Monti sarebbe andato oltre, avrebbe rotto gli indugi e agito subito. Il ministro del’Interno Anna Maria Cancellieri, invece, si è opposta, e il ministro della Giustizia Paola Severino ha chiesto gradualità. Ne è nato un lungo dibattito che ha impedito di arrivare ad una soluzione ma ormai l’argomento è fra quelli in discussione e se ne parlerà ancora. Forse un provvedimento potrebbe arrivare già nel prossimo consiglio dei ministri se la fazione pro-abolizione dovesse spuntarla visto che ha fans trasversali e diffusi dal Pdl, alla Lega, al Pd, la Confindustria, la Crui dei rettori italiani, e persino tra i grillini come risulta a ripercorrere indietro il successo del tema fino all’ultima indagine conoscitiva in Senato avviata la scorsa primavera.
La novità a cui si sta lavorando in queste ore prevede un intervento nei criteri di selezione utilizzati nei concorsi pubblici. Dovrebbe cader eil vincolo per il tipo di laurea, fatta eccezione per i settori in cui siano necessarie competenze tecniche specifiche. Il laureato in Lettere potrebbe diventare dirigente di un ente pubblico, purché dimostri di essere in grado di superare brillantemente il concorso, e quindi però dovrebbero anche esserci concorsi in futuro, visto che da tempo non ce n’é traccia. Nemmeno il voto di laurea dovrebbe più avere un peso nella selezione ma diventerebbe importante l’ateneo dove ci si è laureati. E, quindi, un titolo conquistato anche a pieni voti nell’università X non avrebbe valore mentre lo avrebbe un titolo conquistato anche con una valutazione non brillante in un’altra università che abbia requisiti particolari che molto probabilmente verranno definiti sulla base dei parametri individuati dall’Anvur, l’Agenzia per la valutazione a cui il governo Monti proprio venerdì scorso ha attribuito i compiti di certificazione della qualità dei corsi e delle sedi universitarie, una sorta di bollino per far capire dove si studia meglio agli studenti.

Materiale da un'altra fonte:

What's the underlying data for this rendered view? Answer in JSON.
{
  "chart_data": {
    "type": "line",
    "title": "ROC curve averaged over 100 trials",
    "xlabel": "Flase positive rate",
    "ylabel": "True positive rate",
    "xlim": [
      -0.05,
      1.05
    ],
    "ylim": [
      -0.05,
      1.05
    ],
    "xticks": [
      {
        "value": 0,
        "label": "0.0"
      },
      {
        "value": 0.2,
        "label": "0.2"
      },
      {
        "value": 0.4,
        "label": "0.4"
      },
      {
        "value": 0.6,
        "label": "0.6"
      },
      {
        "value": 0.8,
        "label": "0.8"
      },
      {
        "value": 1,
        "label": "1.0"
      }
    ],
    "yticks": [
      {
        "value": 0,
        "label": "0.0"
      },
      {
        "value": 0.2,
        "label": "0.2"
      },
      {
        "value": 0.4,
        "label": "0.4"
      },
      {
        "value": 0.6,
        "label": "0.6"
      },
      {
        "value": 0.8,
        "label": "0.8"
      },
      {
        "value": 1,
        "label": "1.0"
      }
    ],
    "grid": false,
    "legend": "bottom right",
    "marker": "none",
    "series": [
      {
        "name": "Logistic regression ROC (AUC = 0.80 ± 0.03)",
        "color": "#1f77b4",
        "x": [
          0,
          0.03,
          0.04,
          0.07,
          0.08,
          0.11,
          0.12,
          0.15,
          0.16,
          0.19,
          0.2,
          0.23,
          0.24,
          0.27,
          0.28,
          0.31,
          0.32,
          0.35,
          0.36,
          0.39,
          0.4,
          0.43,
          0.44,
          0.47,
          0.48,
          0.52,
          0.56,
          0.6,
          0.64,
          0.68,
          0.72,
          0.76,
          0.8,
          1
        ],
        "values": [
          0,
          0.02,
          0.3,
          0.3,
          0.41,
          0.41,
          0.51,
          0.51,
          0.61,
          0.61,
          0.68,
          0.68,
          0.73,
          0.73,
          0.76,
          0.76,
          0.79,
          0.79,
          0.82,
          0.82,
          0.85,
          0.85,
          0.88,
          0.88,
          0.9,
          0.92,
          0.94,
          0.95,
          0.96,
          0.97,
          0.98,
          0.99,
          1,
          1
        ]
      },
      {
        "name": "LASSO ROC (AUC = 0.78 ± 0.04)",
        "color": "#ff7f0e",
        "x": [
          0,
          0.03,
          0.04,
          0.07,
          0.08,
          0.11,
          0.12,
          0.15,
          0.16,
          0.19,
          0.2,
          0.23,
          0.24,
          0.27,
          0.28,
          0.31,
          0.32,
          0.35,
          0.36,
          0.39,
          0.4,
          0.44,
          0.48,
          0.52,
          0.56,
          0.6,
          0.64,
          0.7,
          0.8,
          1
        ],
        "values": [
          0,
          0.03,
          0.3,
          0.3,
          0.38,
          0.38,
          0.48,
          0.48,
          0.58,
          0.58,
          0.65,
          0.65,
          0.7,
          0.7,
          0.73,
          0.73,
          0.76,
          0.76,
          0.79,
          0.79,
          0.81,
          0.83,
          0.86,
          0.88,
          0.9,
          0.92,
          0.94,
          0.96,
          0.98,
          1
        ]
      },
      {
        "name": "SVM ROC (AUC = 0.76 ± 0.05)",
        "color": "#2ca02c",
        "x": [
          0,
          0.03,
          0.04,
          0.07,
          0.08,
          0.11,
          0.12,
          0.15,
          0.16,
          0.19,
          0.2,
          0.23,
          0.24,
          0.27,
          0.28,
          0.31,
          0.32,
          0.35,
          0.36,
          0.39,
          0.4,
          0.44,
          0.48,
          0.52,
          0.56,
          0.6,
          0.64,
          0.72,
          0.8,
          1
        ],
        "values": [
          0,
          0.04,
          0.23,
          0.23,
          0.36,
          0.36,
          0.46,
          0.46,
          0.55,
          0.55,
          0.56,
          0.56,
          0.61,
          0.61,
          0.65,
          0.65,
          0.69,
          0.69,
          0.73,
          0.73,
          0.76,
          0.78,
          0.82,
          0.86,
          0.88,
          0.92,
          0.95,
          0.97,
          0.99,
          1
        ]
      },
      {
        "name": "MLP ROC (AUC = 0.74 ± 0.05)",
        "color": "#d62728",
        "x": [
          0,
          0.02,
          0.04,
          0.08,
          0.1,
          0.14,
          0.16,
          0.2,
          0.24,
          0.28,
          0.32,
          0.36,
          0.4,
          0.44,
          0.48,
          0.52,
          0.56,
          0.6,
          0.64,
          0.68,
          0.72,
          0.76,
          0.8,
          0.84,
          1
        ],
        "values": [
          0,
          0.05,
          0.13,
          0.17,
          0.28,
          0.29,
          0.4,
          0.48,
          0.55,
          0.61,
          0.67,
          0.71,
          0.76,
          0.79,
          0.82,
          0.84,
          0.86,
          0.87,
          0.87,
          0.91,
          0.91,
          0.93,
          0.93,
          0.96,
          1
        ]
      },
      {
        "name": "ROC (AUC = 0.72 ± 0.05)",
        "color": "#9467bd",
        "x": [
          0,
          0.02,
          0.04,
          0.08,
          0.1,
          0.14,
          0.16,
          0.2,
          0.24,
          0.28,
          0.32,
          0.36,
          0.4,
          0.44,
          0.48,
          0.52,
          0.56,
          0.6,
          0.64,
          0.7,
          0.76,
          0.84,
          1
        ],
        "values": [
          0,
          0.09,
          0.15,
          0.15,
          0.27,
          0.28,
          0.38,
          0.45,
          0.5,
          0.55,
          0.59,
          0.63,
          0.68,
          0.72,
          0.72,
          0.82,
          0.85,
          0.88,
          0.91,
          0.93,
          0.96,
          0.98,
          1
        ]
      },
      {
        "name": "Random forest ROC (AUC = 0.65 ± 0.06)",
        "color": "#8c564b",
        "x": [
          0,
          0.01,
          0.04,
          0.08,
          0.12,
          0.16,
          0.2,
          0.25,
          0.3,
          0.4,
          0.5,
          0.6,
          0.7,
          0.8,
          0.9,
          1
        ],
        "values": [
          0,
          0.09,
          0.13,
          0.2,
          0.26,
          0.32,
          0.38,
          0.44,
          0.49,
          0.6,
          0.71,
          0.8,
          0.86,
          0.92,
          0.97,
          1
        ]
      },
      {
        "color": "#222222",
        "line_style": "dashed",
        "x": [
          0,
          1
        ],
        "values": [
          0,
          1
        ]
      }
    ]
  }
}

Contrari i sindacati dei docenti, dall’Andu alla Flc-Cgil, la Cisl, la Uil, ma anche la Rete 29 Aprile e le associazioni di base. Consideriamo il mantenimento del valore legale del titolo di studio un dato centrale del sistema universitario italiano e paventiamo che la sua abolizione possa incrementare le diseguaglianze sociali ed economiche». Scandalizzato il Pdci. Riccardo Messina: «Una norma classista, discriminatoria e da un forte retrogusto leghista. Se questo principio venisse approvato, ci sarebbe milioni di studenti tagliati fuori dalla possibilità di diventare classe dirigente di questo paese solo perchè senza risorse economiche o perchè nati in zone disagiate».